Problems and Solutions
| Problem | Solution |
| Multiple operations/tool switching lead to complex programming and high error risk. | Utilize dedicated CAM software to support mill-turning machines, conduct simulation verification, and set safe collision avoidance paths. |
| Workpiece deformation/thermal expansion during a single clamping operation causes decreased accuracy. | Optimize fixture design (deformation reduction fixtures, cooling fixtures), control cutting temperature, perform segmented machining, and provide online measurement feedback. |
| Material properties (e.g., composite plastics, filler-reinforced materials) cause tool wear/unstable machining. | Select tools suitable for the material, adjust cutting speed and feed, increase lubrication or use cooling media, and monitor tool wear. |
| Complex workpiece geometry and difficulty in accessing the milling area. | Utilize 5-axis or power tool configurations to allow tools to directly reach difficult-to-machine positions, reducing tool/clamp changes. |
| High equipment investment and personnel training costs. | Develop an ROI model, initially piloting on typical parts; train operators and programmers, and then expand the program after accumulating experience. |
Summary
Turn mill compound machining, as a significant trend in modern machining technology, can significantly improve machining efficiency, accuracy, and the ability to handle complex parts. In the WELDO PTFE+graphite component case study above, we can see the value brought by single-setup, multi-process coordinated operation.
If you have similar parts that need machining, and you are currently focused on machining speed, quality, and cost, you can contact us for assistance.
FAQ of cnc turn mill compound machining
What types of parts are suitable for mill-turn machining?
Parts that simultaneously possess rotating external/internal diameter features, as well as planar, slotted, hole, and milling features.
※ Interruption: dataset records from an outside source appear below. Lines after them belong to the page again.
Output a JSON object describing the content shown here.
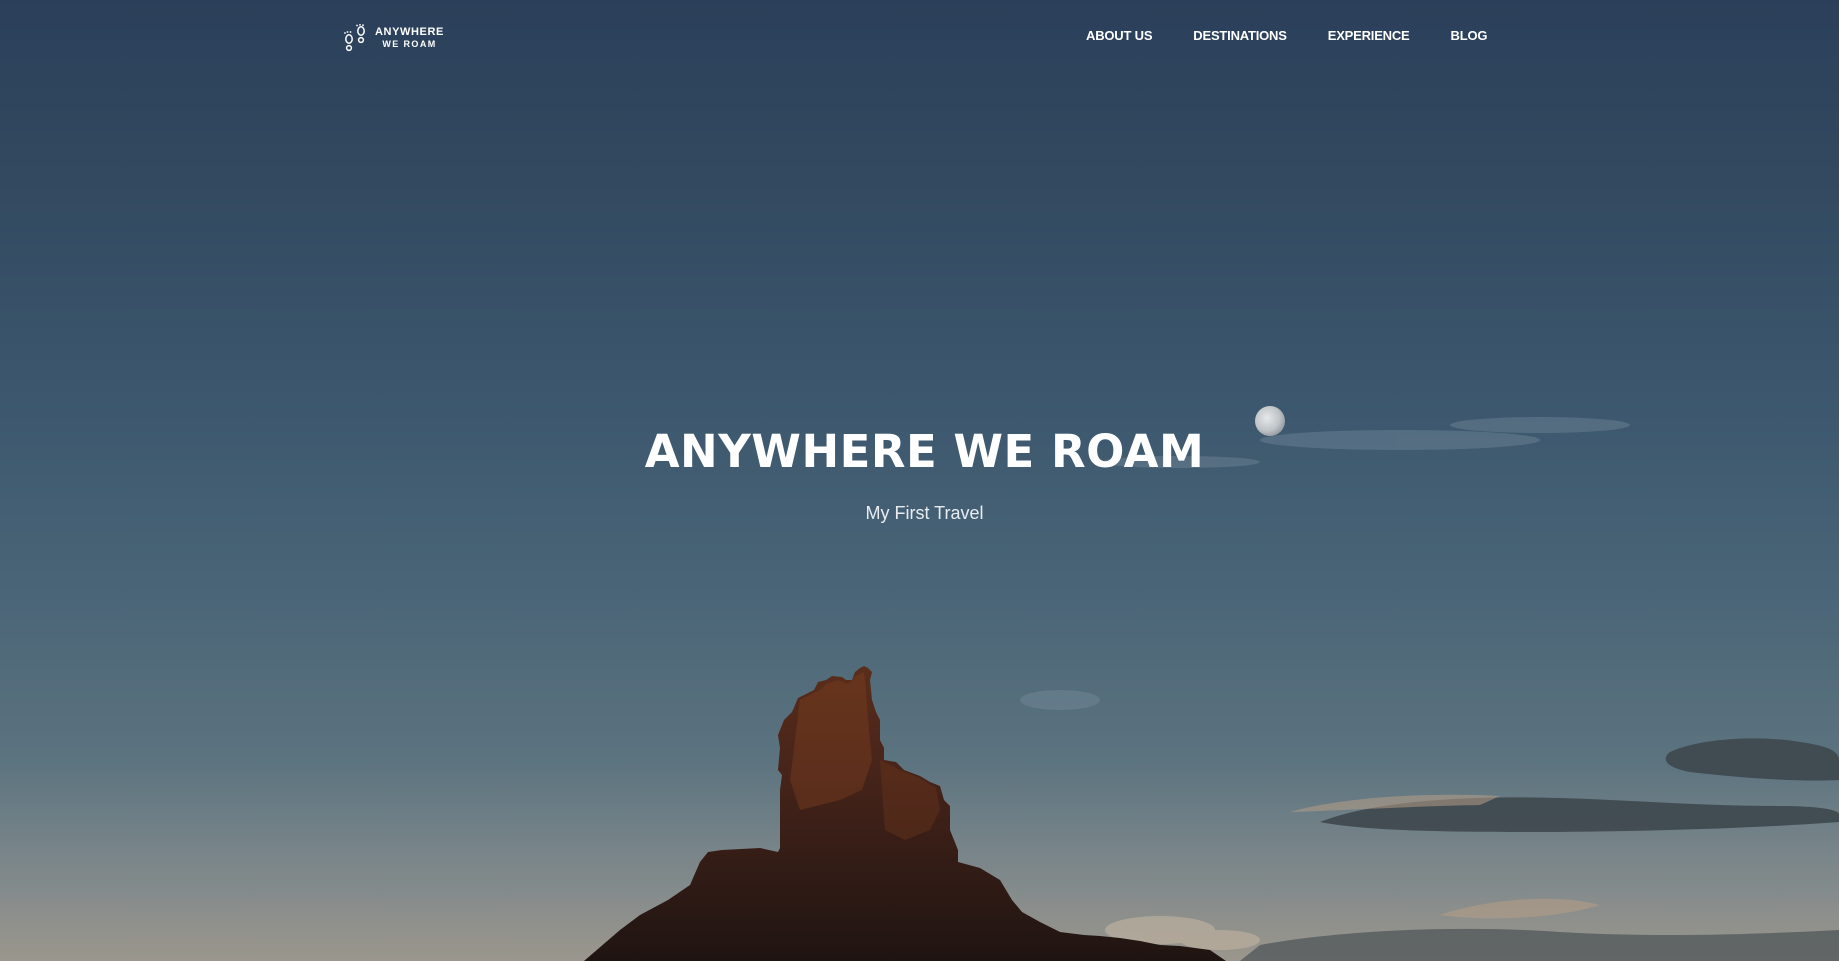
{
  "brand": {
    "line1": "ANYWHERE",
    "line2": "WE ROAM",
    "logo_icon": "footprints-icon"
  },
  "nav": {
    "items": [
      {
        "label": "ABOUT US"
      },
      {
        "label": "DESTINATIONS"
      },
      {
        "label": "EXPERIENCE"
      },
      {
        "label": "BLOG"
      }
    ]
  },
  "hero": {
    "title": "ANYWHERE WE ROAM",
    "subtitle": "My First Travel",
    "background": "desert-butte-night-sky-with-moon"
  },
  "colors": {
    "sky_top": "#2b3f5a",
    "sky_bottom": "#8a8f8e",
    "text": "#ffffff"
  }
}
This is especially suitable for irregularly shaped parts, thin-walled structures, difficult-to-machine materials, and applications requiring multiple operations in a single setup.
What cost savings can be achieved using mill-turn machining?
Main savings include: fewer setups, less manual handling and tool/clamp change time, less machining time, and fewer fixtures. Furthermore, improved accuracy reduces rework/scrap rates, thereby lowering quality control costs.
What is the biggest risk compared to traditional separate turning and milling?
The biggest risk is workpiece deformation or dimensional inconsistencies due to a single setup failure or improper fixture/programming design. Poor control of tool switching, machine rigidity, and vibration can also lead to quality fluctuations.
What parameters should operators focus on monitoring during mill-turn machining?
The following should be monitored: tool condition (wear, breakage), workpiece temperature/thermal expansion, machine tool vibration, spindle load, cutting force/feed, fixture positioning stability, and online measurement feedback. If there is a temperature rise or deformation trend, calibration should be paused immediately.